Después de un 'miércoles negro' en el que el Gobierno, acosado en el Parlamento, perdió los nervios y llegó a acusar a la oposición del Partido Popular, por boca de la vicepresidenta, probablemente la más asediada y criticada del gabinete por ser la máxima responsable del llamado "gabinete de crisis", de estar del lado de los piratas.

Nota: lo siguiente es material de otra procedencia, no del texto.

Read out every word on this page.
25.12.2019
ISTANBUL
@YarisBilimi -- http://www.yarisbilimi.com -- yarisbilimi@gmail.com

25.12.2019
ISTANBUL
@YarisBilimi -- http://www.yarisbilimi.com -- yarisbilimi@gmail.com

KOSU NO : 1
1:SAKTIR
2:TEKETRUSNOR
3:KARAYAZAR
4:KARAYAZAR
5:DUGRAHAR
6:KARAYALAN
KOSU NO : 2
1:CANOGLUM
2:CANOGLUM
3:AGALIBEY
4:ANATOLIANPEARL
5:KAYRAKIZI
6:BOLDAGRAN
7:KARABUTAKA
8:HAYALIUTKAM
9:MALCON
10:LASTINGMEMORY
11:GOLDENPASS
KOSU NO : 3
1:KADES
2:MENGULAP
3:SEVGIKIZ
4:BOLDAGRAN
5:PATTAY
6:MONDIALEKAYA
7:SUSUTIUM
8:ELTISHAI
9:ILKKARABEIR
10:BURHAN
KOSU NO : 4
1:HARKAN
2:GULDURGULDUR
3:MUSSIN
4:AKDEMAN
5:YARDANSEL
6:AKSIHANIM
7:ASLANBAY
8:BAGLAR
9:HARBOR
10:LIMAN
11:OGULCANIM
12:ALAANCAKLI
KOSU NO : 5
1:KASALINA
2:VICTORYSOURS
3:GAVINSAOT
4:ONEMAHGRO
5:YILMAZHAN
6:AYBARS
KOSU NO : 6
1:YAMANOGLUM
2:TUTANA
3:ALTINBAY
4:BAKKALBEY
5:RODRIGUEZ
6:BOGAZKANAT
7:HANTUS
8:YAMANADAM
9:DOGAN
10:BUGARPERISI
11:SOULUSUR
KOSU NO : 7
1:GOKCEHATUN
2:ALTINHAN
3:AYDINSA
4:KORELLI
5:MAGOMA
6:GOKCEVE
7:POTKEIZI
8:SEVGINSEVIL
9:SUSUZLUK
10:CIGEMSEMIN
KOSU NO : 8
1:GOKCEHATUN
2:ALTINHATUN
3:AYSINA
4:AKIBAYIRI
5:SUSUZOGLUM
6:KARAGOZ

La tranquilidad parece haber vuelto al Congreso de los Diputados.
A la espera de la comparecencia de María Teresa Fernández de la Vega, del director del Centro Nacional de Inteligencia (CNI), Félix Sanz Roldán, ante la Comisión de Secretos Oficiales (¿por qué no ante la Comisión de Defensa para tranquilizar a la opinión pública de tantas incógnitas y contradicciones durante los cuarenta y siete días que ha durado el secuestro?), y probablemente del presidente del Gobierno, algunos partidos de la oposición han querido esperar a oír las explicaciones que se den a la Cámara antes de presentar ninguna moción, como ha hecho el Partido Popular a sólo cuarenta y ocho horas de la liberación del Alakrana"...
Quizás por eso, el Partido Popular, a pesar de todas las negociaciones que ha venido manteniendo durante todo el día, no ha conseguido sacar adelante en el pleno del Congreso una moción a la que, sin embargo, se han sumado el Partido Nacionalista Vasco (PNV) y el Bloque Nacionalista Galego (BNG) -afectados directamente por el secuestro- para exigir explicaciones y responsabilidades al Gobierno por "la descoordinada gestión" del secuestro del atunero vasco, que tiene prevista su entrada en Playa Victoria, en las islas Seychelles a primeras horas de esta madrugada.
Se trata de la primera iniciativa parlamentaria que se debate después de la liberación del pesquero, secuestrado durante 47 días, y en ella se reclamaba también la adopción de medidas similares a aquellas implementadas por países del entorno, "al estilo de Francia", de modo que se embarcasen militares a bordo para proteger a los buques.
El diputado del PP Arsenio Fernández de Mesa, que se ha encargado de defender esta moción del grupo popular, ha puesto el acento en la "descoordinación absoluta", en los "informes contradictorios", en la "información en ocasiones falsa o no contrastada" y en la falta de atención adecuada ofrecida a las familias. Se ha quejado, asimismo, de que, según su interpretación, el Gobierno haya echado la culpa a los militares, "como si fueran unos inútiles", de no haber podido capturar a los secuestradores, lo que, a su juicio, es una "humillación intolerable".
Fernández de Mesa ha olvidado las críticas que hace sólo unas horas hizo el dirigente del Partido Popular, Mariano Rajoy, calificando de "chapuza", la actuación de las Fuerzas Armadas españolas, que es, al fin y al cabo, lo que provocó la comparecencia del JEMAD José Julio Rodríguez en una improvisada rueda de prensa en la que, al final, se pusieron de relieve todas las contradicciones de una operación militar que en ningún momento se puso en marcha liberado el barco, según los tripulantes, el capitán y el armador del Alakrana.
Mientras el Gobierno español prepara un plan para formar todo un Ejército, en una nación que, hasta ahora, ha sido imposible convertir en un país con las mínimas garantías jurídicas por la guerra civil, por los enfrentamientos entre clanes y señores de la guerra y por la lucha religiosa, la ONU ha echado un jarro de agua fría sobre el Gobierno español al criticar firmemente el pago de rescate a los piratas como acaba de hacer España...
En estos momentos son decenas los barcos que están en poder de los piratas que se niegan a pagar y son dos periodistas (uno canadiense y otro australiano) secuestrados, y sus gobiernos se niegan a ceder ante la petición de unos piratas que acaban de conseguir, en el caso de España, uno de los mayores rescates de todos los conseguidos en los últimos tres años.